Blick nach Asien: Clean Tech

Unseren Micro-Trends merkt man definitiv eine Tendenz zum westlichen Kulturkreis an, die sich aus der Marktführerschaft amerikanischer Medien und damit einem Überwiegen von Quellen aus den USA ergibt. Trotzdem schauen wir gerne über den Tellerrand – Gewohnheiten bestimmter Länder sind womöglich in anderen Ländern stark innovativ und gerade der sozio-ökonomische Kontrast zeigt die Herkunft bestimmter Trends sehr gut auf.

Bereits 2010 hatten wir unter Clean Tech einen Roller mit Elektro-Batterie zum Herausnehmen aus Großbritannien in unserer Datenbank. In Europa fand das System jedoch wenig Anklang, Scooter allgemein sind hierzulande eher unterrepräsentiert. Bevölkerungsreiche Metropolen in strukturschwächeren Gegenden hingegen begrüßen die kleinen Fahrzeuge als günstige Alternative zu öffentlichen Verkehrsmitteln, die oft überfüllt, teilweise unzuverlässig und unflexibel sind.

________________
FACT CHECK ASIA:
Asien ist der Kontinent, auf dem die Bevölkerungsriesen Indien und China vertreten sind – diese Länder weisen jedoch auch entsprechende Flächen auf. Einen Effekt auf das Leben der Menschen erkennt man eher an der Bevölkerungsdichte – hier führt ländertechnisch Bangladesh mit 1084 Einwohnern pro km² landesweit. Auffällig ist auch, dass die sieben größten Metropolregionen der Welt allesamt in Asien liegen, vorneweg Tokyo-Yokohama in Japan mit 37,55 Millionen Einwohnern auf rund 14.000km², was zu ca. 2.750 Einwohnern pro km² führt. Die Auswirkungen sind offensichtlich, wie dieses Video zeigt.
________________

Desweiteren erkennen die Menschen, dass Autoverkehr, wie wir ihn kennen, einfach nicht zu realisieren wäre. Abgesehen vom zu erwartenden Verkehrsvolumen hat beispielsweise Beijing massive Smog-Probleme, und selbst hochentwickelte Städte wie Tokyo können wenig gegen den Heat Island Effekt tun. Umweltbewusstsein wiederum ist selbst in Deutschland für viele ein Luxusgut. Deshalb wird Clean Tech in Asien auf zwei Wege gestärkt: Durch aktive Push-Maßnahmen der Regierungen durch Subventionen, Steuervorteile und Gesetze und passive Pull-Anreize in Form von technisch-überlegenen, aber trotzdem günstigeren, Clean Tech-Alternativen zu bestehenden Produkten:

gogoro Gogoro ist ein smarter Elektro-Scooter, der preislich mit bestehenden Modellen mithalten soll. Betrieben wird das Gerät von zwei rund 10 Kilogramm schweren Batterien, die von der Größe etwa zwei Litern Milch entsprechen. Diese Batterien führten das Unternehmen zu einer Investitionssumme von umgerechnet 150 Millionen Dollar. Aus unserer Sicht ein potenzieller Grundstein für eine Revolution im Verkehrswesen.
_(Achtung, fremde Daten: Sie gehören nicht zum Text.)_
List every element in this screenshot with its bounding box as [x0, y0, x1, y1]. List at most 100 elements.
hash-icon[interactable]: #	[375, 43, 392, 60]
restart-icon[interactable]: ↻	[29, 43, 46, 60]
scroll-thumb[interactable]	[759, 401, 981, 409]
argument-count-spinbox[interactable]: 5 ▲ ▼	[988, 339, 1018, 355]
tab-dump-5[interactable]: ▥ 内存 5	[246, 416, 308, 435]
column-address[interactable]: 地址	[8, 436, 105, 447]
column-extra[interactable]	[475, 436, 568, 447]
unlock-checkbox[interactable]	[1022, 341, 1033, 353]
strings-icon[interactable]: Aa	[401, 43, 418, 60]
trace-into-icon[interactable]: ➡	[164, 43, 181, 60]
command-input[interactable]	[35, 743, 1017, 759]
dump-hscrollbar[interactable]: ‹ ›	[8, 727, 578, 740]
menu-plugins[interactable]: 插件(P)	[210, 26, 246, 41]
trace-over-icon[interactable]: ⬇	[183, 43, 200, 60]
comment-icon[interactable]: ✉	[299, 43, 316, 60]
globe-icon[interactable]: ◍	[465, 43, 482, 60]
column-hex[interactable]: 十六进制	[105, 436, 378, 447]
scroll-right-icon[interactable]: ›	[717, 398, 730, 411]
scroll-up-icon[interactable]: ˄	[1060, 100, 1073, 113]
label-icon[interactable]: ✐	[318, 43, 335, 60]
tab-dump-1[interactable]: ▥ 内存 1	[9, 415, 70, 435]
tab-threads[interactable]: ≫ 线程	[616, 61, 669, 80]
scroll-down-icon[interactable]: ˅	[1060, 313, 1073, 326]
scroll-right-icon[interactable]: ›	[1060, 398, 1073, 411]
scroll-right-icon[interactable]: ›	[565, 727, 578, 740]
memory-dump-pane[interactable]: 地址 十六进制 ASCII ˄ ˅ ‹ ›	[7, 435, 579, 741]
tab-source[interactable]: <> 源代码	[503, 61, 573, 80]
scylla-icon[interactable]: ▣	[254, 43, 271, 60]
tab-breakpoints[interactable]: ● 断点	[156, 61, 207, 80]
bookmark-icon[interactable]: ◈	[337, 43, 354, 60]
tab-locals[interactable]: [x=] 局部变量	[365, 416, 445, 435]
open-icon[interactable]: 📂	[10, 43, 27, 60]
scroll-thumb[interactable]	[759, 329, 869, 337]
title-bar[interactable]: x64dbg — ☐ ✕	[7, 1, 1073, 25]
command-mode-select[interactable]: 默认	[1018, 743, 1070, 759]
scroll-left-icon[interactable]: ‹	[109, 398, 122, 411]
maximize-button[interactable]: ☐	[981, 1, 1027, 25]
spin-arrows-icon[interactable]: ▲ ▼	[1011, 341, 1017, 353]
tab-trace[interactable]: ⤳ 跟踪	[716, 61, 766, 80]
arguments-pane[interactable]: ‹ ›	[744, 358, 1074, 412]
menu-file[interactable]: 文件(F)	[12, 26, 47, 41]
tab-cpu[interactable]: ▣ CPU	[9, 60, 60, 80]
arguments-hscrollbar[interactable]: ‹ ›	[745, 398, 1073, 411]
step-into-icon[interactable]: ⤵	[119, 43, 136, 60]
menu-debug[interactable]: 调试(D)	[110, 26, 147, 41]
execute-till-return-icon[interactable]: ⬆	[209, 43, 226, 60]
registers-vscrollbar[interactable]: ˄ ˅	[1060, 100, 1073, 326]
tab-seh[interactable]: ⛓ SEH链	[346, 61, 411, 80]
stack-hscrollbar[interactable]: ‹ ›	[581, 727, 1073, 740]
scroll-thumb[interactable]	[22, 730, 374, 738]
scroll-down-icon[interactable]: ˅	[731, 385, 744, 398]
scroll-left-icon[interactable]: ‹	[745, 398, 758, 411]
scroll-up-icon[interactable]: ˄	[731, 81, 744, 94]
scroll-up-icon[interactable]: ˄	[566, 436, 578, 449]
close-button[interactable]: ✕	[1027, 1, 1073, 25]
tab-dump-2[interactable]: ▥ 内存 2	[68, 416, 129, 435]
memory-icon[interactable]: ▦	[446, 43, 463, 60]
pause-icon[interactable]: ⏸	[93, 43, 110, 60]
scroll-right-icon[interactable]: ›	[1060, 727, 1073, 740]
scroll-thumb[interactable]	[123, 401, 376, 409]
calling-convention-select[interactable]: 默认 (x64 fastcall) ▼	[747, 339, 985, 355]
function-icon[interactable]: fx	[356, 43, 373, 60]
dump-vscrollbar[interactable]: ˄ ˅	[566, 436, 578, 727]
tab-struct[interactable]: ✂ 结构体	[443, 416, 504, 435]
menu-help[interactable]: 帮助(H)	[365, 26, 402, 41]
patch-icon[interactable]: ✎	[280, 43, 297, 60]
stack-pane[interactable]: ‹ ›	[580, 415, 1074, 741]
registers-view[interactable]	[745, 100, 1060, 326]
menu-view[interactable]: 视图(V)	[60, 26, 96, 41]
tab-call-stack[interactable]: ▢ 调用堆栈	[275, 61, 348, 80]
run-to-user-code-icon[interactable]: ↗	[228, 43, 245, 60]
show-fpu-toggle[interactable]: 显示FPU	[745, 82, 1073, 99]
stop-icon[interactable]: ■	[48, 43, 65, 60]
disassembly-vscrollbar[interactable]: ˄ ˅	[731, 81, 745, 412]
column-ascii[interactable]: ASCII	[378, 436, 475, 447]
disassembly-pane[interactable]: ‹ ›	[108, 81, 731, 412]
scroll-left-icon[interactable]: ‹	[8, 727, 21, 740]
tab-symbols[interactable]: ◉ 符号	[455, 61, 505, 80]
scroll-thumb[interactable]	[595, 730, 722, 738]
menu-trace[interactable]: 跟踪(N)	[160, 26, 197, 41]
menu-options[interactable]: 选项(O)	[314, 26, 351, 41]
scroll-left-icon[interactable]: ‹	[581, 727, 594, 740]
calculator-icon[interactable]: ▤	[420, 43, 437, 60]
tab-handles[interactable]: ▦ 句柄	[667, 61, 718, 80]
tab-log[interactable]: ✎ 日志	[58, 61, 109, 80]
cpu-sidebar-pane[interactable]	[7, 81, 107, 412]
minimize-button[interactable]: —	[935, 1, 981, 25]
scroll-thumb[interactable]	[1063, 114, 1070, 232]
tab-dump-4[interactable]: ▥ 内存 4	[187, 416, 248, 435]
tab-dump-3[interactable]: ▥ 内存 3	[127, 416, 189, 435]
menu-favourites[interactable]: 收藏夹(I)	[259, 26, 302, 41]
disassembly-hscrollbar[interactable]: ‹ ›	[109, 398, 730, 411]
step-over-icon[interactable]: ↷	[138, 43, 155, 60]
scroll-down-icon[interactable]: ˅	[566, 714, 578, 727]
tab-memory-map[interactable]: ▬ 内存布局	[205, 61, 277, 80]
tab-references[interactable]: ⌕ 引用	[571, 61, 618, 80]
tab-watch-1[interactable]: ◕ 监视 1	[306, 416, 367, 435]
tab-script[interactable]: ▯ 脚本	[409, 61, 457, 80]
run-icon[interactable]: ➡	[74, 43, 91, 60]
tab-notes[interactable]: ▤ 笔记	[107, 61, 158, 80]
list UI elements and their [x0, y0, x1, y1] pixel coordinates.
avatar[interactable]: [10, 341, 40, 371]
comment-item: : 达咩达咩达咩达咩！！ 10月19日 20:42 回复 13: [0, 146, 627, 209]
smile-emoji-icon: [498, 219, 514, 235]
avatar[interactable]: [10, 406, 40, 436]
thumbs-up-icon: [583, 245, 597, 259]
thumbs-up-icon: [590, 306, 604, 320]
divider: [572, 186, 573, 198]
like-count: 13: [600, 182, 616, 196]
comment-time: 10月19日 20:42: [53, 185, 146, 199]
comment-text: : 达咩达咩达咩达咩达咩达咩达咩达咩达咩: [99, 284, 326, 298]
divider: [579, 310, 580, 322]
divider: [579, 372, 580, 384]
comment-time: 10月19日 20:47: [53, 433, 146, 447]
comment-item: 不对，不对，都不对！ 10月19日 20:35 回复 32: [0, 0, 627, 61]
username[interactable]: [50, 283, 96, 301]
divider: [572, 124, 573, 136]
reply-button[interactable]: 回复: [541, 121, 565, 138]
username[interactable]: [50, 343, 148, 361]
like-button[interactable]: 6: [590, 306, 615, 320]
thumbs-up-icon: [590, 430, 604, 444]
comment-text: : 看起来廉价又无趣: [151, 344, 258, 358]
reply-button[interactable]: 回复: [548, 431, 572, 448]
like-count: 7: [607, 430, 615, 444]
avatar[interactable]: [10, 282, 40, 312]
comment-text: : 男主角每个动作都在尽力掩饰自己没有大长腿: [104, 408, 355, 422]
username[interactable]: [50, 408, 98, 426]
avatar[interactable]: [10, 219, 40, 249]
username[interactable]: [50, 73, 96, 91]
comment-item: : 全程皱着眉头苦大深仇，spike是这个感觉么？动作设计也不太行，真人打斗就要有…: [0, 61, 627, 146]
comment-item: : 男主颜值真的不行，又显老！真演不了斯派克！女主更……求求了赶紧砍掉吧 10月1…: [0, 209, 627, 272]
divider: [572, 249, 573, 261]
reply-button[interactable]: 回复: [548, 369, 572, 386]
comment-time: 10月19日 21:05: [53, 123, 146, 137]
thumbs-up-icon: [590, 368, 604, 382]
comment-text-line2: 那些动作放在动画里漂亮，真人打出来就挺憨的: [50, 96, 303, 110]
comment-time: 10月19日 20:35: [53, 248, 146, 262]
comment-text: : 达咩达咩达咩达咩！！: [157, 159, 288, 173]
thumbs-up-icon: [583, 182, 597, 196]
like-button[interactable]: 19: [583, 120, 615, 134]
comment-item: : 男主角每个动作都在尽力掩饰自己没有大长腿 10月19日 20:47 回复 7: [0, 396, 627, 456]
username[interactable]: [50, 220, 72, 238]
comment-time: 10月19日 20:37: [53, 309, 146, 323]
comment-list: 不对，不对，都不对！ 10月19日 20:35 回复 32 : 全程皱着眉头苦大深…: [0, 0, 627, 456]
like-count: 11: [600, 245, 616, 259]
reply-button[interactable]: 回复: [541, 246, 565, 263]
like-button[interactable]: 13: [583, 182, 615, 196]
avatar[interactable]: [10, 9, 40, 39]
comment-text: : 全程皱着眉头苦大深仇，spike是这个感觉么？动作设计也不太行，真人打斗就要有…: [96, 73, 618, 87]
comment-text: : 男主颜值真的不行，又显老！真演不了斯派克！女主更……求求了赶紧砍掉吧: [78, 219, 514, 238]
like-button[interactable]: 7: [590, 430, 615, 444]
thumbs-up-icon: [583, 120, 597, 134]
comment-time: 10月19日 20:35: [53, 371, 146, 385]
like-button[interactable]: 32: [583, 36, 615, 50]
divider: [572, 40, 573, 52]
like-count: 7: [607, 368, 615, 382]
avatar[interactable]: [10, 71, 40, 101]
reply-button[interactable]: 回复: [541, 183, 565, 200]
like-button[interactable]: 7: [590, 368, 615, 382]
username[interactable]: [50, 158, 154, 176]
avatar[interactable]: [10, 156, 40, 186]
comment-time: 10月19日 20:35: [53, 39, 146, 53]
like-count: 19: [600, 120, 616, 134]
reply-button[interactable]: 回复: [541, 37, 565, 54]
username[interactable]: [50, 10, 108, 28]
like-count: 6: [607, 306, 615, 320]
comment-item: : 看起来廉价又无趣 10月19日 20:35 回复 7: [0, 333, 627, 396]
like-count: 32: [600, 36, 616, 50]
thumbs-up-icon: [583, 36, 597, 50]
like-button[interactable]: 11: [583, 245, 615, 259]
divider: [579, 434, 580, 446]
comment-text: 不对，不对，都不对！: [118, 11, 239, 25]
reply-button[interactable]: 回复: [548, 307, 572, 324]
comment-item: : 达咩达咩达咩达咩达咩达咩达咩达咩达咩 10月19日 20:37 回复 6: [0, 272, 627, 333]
Gogoro präsentiert dazu eine Batterien-Bar, die auf den Scooter reagiert, selbstständig die Batteriestände des Scooters erkennt und innerhalb von sechs Sekunden die zwei nötigen Batterien ausgibt, falls Bedarf besteht. Der Plan ist, diese Bars ähnlich dem DHL-Packstationssystems in Städten kioskartig zu verteilen. Statt die Batterien nachts Zuhause aufzuladen, tauscht man sie unterwegs. Dieser Fakt spielt im Bevölkerungsdichten Asien, wo Wohnraum eben auch vergleichsweise teuer ist, eine noch größere Rolle als im Westen.

Clean Tech ist einer dieser Trends, die stark von performanter Innovation getrieben werden. Ohne Effizienzgewinn – und damit monetäre Einsparungen – werden Konsumenten, vor allem in strukturschwachen Ländern, nicht freiwillig wechseln. Daher versuchen die performantesten Lösungen, neben der Umweltfreundlichkeit noch überlegene Mobilität und Flexibilität zu geben – „Gogoro“s Mitstreiter Tesla plant ähnliches für seine Autobatterien.